Wednesday, July 31, 2013: Today we air an encore presentation of our award-winning documentary, “An ‘Occupational Hazard’: Rape in the Military.” One in three active-duty women in the U.S. military have reported being the victim of sexual assault while serving, which is double the rate for civilians. Based on estimates from the Department of Defense, 19,000 servicemen and women were sexually assaulted in 2010 but many violent acts don’t get reported because victims are required to report to their chain of command. Only eight-percent of the perpetrators are brought to justice, either through prosecution or some form of military nonjudicial punishment.

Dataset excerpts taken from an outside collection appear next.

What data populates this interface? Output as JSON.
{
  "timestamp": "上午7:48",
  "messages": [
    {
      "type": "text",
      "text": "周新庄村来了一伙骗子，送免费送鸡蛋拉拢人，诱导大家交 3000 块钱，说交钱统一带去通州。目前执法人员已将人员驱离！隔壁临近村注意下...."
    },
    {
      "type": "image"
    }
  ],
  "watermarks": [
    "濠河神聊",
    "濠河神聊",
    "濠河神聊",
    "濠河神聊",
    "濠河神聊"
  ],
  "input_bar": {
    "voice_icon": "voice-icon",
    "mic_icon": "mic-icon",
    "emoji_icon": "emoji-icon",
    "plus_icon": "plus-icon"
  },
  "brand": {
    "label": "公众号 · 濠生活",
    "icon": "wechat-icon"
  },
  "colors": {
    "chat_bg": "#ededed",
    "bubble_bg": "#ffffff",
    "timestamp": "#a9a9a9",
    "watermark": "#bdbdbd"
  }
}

Defending themselves in civilian court in 2011, the Pentagon argued that sexual assault is an “occupational hazard” in the military. Throughout today’s program we will hear about military sexual trauma from affected servicemen and women, from advocates who help treat and raise awareness about the problem, and from lawmakers about what is and isn’t being done to change the culture that protects these sexual perpetrators.

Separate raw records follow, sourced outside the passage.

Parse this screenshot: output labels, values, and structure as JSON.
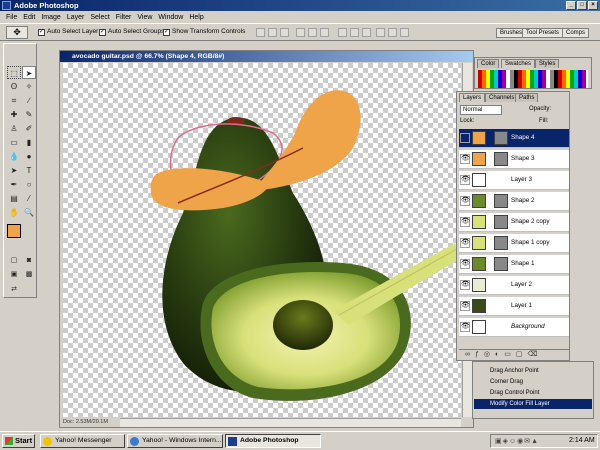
{
  "app": {
    "title": "Adobe Photoshop"
  },
  "menu": [
    "File",
    "Edit",
    "Image",
    "Layer",
    "Select",
    "Filter",
    "View",
    "Window",
    "Help"
  ],
  "options": {
    "auto_select_layer": "Auto Select Layer",
    "auto_select_groups": "Auto Select Groups",
    "show_transform_controls": "Show Transform Controls",
    "right_tabs": [
      "Brushes",
      "Tool Presets",
      "Comps"
    ]
  },
  "document": {
    "title": "avocado guitar.psd @ 66.7% (Shape 4, RGB/8#)",
    "status": "Doc: 2.53M/20.1M"
  },
  "swatches_panel": {
    "tabs": [
      "Color",
      "Swatches",
      "Styles"
    ]
  },
  "layers_panel": {
    "tabs": [
      "Layers",
      "Channels",
      "Paths"
    ],
    "blend_mode": "Normal",
    "opacity_label": "Opacity:",
    "fill_label": "Fill:",
    "lock_label": "Lock:",
    "layers": [
      {
        "name": "Shape 4",
        "selected": true,
        "thumb_color": "#f0a44a"
      },
      {
        "name": "Shape 3",
        "selected": false,
        "thumb_color": "#f0a44a"
      },
      {
        "name": "Layer 3",
        "selected": false,
        "thumb_color": "#ffffff"
      },
      {
        "name": "Shape 2",
        "selected": false,
        "thumb_color": "#6b8a2a"
      },
      {
        "name": "Shape 2 copy",
        "selected": false,
        "thumb_color": "#d8e07a"
      },
      {
        "name": "Shape 1 copy",
        "selected": false,
        "thumb_color": "#d8e07a"
      },
      {
        "name": "Shape 1",
        "selected": false,
        "thumb_color": "#6b8a2a"
      },
      {
        "name": "Layer 2",
        "selected": false,
        "thumb_color": "#e8ecd0"
      },
      {
        "name": "Layer 1",
        "selected": false,
        "thumb_color": "#3a4a1a"
      },
      {
        "name": "Background",
        "selected": false,
        "thumb_color": "#ffffff"
      }
    ]
  },
  "history_panel": {
    "items": [
      {
        "label": "Drag Anchor Point",
        "selected": false
      },
      {
        "label": "Corner Drag",
        "selected": false
      },
      {
        "label": "Drag Control Point",
        "selected": false
      },
      {
        "label": "Modify Color Fill Layer",
        "selected": true
      }
    ]
  },
  "taskbar": {
    "start": "Start",
    "buttons": [
      "Yahoo! Messenger",
      "Yahoo! - Windows Intern...",
      "Adobe Photoshop"
    ],
    "clock": "2:14 AM"
  },
  "colors": {
    "foreground": "#f0a44a",
    "background": "#3f5f1a",
    "accent": "#0a246a"
  }
}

Thursday, August 1, 2013: Paula Coughlin was a Lieutenant in the United States Navy who became a whistleblower in 1992, launching the investigation into what is known as the “Tailhook scandal.” Now a board member for Protect Our Defenders, she’ll discuss the ongoing problems of sexual assault in the military as an update to the award-winning radio documentary, “An ‘Occupational Hazard’: Rape in the Military.” Then Bob talks with Dr. Stephen Hanks. In November 2012, Lt. Col James Wilkerson was convicted of aggravated sexual assault against a civilian contractor, Dr. Hanks’s sister. Wilkerson was dismissed from the Air Force and sentenced to one year in jail, but his commander overturned the conviction and freed the star pilot, reinstating him back into the Air Force. Dr. Hanks discusses the case and the ongoing humiliation of his family. Lastly, after the recent events related to sexual trauma in the military, Bob revisits Ariana and Ben Klay who were officers in the U.S. Marine Corps when Ariana was sexually assaulted in her home by two men, one a fellow Marine officer. Ariana attempted suicide before both husband and wife resigned from the Marines. The Klays give their insights following the recent events related to sexual assault in the military.

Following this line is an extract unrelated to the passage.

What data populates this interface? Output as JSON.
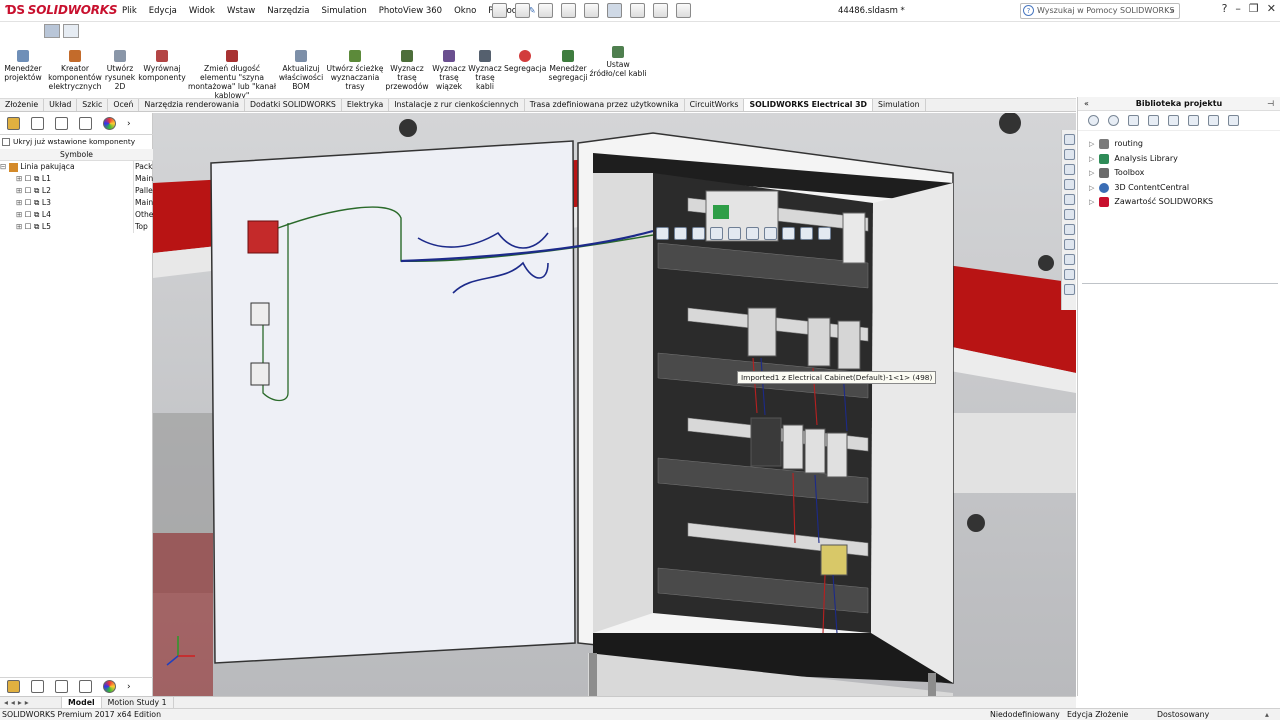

Friday, August 2, 2013: Doyle McManus, Washington columnist for the Los Angeles Times, joins Bob to discuss the latest political news. Next, Jimbo Mathus played mandolin in his family band, did the South Memphis early punk scene, co-founded the Squirrel Nut Zippers, been nominated for two Grammys, worked as a river barge deckhand, and wandered the US alone to get a feel for its music and its people. All of those experiences have contributed to his new album, White Buffalo. Mathus says it’s an album that could not have been made anywhere other than the Deep South – it’s steeped in the mythology, culture and language of the Mississippi Delta, where the Mathus family has lived for generations. Jimbo Mathus and his entire new band, The Tri-State Coalition, join Bob in the performance studio for some songs and conversation. Finally, the latest installment of our ongoing series This I Believe.